After the seaweed and petroleum by products, La Mer to its credit then adds an array of soluble minerals such as magnesium, zinc and copper all of which are very beneficial to the skin. Unfortunately these are followed with the addition of all too common and suspect additives such as alcohol, silicones and our fave, the non-descript and vague ‘fragrance’.
In Max we trust
It was in the Singapore airport that I first came upon the iconic white jar. With time to spare before my flight I ventured into the nearly free standing La Mer store intent on finally experiencing the storied skincare line.

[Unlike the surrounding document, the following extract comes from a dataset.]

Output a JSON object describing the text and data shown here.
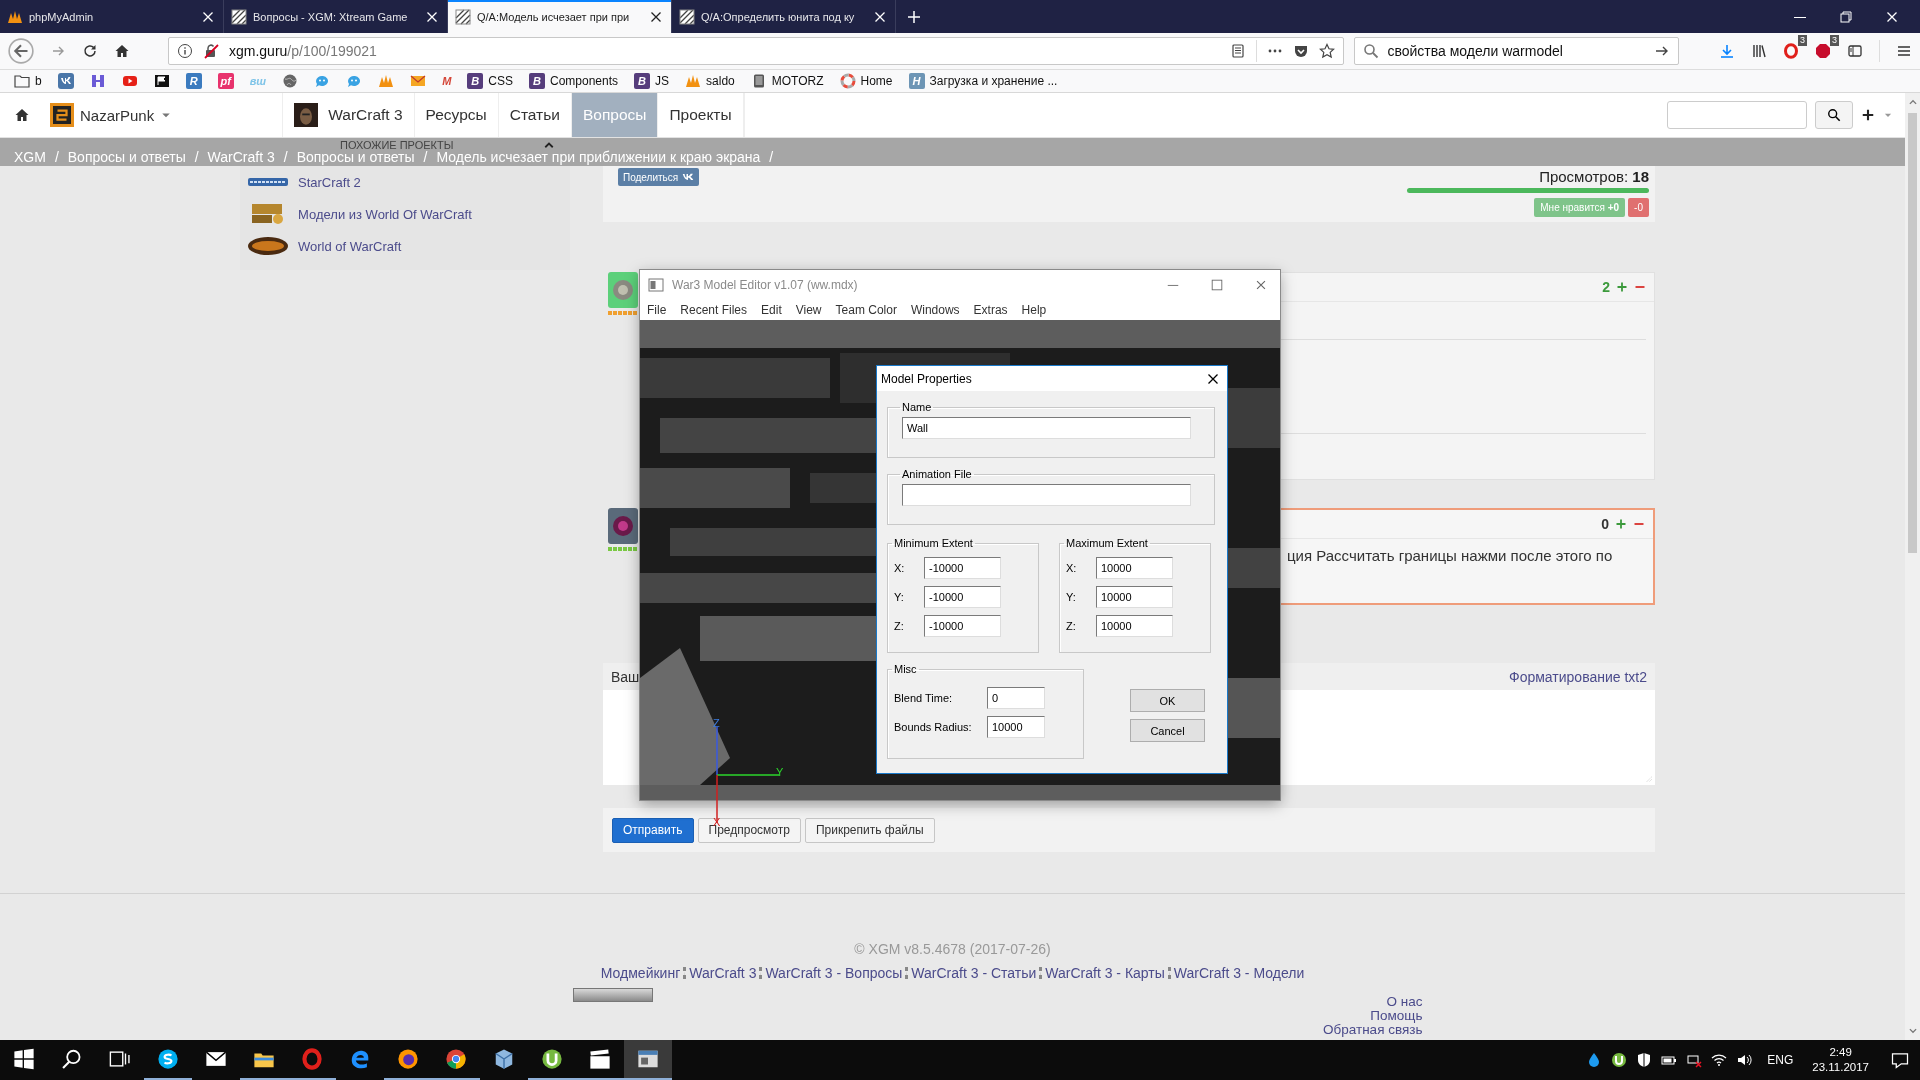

With a long flight ahead of me I thought that this was the best opportunity to test the overall effectiveness of the product: in the confines of a dry, recycled oxygen environment where skin tends to suffer the most. As I began the ‘warming’ method between my fingers I noticed immediately the thick texture of the cream. I worked with it and eventually managed to lovingly ‘pat’ the cream on my skin. While the cream at first seemed to improve the tone and hydration of my skin it was a few hours into the flight that I noticed that my skin was actually dryer than before. The product just seemed to sit there, unable to be absorbed in any meaningful way by the skin. In an attempt to rectify the situation I added another product on top but since the petroleum residue was still there it acted as a barrier and prevented the absorption of the newly introduced cream. After what seemed like an epic struggle I gave up and upon arrival at my destination, I headed for the restroom and did what any reasonable girl in the same situation might do: I rinsed it off. A similar test at home in more normal context produced similar results. Time and time again, I reached for my simple, less expensive, much more effective facial oil.
So what’s the final word on La Mer? While some may love it and claim miracle-like results, others seem to have a very different experience. In the end La Mer has an enticing origin story and while the formula may have been ahead of its time in the 1970s it is now a bit dated. Skincare has moved on, even Max has moved on. Maybe we should as well.